Most investment management firms offer target date funds. Besides Vanguard, Fidelity, and T. Rowe Price, others include TIAA, BlackRock, State Street, JPMorgan Chase, and many more. The best target date fund for you may depend on whether you have a preference among these and other fund managers. Beyond that, this generation is likely targeting retirement dates of roughly 2045 through 2060, so choosing a fund with the appropriate tim♒e horizon is essential.
Next, it will be helpful to consider expense ratios across different comparable funds, as well as the assets that make up the portfolio and how you might expect them to🍰 shift over time.
What Should My Target Fund Date Be?
Your target date fund should be da🌸ted as close to the date you plan to retire 🌺as possible.
Where Do Millenials Invest Their Money?
Many are invested in traditional stock💟s and retirement acco🅷unts but are also interested in alternative investments.

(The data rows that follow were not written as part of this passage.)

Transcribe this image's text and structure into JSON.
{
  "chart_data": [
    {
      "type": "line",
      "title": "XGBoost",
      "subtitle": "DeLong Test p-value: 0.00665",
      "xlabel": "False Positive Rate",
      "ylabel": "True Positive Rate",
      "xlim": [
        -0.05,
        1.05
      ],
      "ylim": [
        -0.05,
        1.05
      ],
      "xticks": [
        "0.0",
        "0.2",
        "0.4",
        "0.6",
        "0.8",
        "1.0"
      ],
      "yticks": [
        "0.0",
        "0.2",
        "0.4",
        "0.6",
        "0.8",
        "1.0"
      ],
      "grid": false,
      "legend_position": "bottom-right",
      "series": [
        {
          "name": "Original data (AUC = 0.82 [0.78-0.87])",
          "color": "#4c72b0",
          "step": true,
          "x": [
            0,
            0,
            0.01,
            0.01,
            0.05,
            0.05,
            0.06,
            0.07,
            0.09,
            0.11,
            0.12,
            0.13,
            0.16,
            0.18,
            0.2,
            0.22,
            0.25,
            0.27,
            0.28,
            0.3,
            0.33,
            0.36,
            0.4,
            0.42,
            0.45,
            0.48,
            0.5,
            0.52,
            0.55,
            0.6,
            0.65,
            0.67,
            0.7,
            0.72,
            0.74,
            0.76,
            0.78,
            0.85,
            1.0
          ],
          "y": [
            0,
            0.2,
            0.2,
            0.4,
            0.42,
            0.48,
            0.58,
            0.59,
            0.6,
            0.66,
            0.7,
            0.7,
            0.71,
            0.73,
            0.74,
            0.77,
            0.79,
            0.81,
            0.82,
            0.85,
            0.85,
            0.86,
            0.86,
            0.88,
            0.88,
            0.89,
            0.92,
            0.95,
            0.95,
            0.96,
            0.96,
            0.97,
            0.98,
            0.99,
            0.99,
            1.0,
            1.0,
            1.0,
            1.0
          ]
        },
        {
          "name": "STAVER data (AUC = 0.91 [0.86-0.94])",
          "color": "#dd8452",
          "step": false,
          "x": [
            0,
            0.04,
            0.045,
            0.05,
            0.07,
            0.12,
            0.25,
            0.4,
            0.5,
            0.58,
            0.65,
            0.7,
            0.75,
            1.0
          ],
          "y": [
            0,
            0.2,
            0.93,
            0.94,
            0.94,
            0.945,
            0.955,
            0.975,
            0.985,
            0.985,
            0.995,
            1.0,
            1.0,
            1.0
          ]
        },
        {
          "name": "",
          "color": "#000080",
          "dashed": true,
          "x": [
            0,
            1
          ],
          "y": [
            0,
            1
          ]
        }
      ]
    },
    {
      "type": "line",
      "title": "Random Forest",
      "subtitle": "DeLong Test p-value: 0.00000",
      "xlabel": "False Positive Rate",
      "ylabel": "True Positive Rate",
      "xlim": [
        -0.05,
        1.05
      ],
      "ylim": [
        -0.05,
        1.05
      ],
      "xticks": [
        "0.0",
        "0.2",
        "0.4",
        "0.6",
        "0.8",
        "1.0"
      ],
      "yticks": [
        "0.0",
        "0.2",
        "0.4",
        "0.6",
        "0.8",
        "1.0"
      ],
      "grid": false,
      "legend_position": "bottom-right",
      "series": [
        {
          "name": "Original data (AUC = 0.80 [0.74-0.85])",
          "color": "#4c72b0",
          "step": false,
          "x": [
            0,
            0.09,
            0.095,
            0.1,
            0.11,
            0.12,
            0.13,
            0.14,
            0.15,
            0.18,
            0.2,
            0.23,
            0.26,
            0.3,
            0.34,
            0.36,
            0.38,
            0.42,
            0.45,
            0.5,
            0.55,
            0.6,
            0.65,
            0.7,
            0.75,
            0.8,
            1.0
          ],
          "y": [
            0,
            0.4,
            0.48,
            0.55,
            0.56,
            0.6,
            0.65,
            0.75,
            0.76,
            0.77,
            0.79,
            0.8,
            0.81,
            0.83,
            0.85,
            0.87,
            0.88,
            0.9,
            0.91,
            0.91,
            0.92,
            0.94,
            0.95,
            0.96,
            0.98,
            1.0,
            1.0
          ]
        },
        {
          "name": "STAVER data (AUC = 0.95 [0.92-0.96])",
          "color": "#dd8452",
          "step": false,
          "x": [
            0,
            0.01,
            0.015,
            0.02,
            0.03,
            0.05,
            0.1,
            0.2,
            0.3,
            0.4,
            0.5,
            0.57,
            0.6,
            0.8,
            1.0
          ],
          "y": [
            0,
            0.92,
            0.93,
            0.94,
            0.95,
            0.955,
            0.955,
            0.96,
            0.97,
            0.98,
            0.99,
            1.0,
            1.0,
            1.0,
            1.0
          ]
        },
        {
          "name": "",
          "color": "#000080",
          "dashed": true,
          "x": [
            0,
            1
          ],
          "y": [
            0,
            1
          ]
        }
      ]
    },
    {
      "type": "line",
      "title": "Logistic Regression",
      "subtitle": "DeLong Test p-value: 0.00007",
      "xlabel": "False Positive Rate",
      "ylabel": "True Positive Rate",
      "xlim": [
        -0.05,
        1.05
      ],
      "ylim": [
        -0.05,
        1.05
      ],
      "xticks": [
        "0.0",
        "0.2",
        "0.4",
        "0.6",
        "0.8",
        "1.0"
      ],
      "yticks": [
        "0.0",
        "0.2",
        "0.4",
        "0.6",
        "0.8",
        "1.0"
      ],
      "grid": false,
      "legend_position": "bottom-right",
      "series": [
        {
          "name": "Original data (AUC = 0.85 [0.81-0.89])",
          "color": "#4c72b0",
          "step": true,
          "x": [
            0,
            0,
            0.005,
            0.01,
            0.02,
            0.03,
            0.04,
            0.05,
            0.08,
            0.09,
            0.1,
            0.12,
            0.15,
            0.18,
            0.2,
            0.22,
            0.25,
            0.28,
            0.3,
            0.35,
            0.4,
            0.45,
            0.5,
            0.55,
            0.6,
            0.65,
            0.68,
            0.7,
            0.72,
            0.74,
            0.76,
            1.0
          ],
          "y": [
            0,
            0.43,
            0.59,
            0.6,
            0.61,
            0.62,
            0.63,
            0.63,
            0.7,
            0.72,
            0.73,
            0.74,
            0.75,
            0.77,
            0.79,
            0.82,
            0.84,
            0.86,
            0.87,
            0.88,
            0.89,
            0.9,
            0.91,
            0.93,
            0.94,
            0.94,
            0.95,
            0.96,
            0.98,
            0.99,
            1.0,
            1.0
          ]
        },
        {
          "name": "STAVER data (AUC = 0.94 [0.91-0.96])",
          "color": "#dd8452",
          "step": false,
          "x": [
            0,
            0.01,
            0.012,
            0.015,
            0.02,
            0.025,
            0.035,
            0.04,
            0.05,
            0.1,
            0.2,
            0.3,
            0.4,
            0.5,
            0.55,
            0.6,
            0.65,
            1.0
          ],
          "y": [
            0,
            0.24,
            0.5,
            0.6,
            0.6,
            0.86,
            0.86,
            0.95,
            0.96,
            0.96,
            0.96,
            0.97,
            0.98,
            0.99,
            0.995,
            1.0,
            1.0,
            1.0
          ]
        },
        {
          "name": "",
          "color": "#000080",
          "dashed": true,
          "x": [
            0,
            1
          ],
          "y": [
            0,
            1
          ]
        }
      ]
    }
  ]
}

What Is the Best 401(k) Mix for a 30 Year Old?
It depends on who you talk to and your investing strategy, preferences, risk tolerance, and goals.
The Bottom Line
Target date funds begin with a higher concentration of riskier assets like stocks and shift toward a ✤more conservative approach as a target retirement date approaches. These funds may appeal to investors for their ease of access, as they allow them to make contributions and leave the rest of the fund management process up to professionals. However, they tend to have higher expense ratios than growth index funds, which may provide a similar performance and risk level for much of an investor’s career.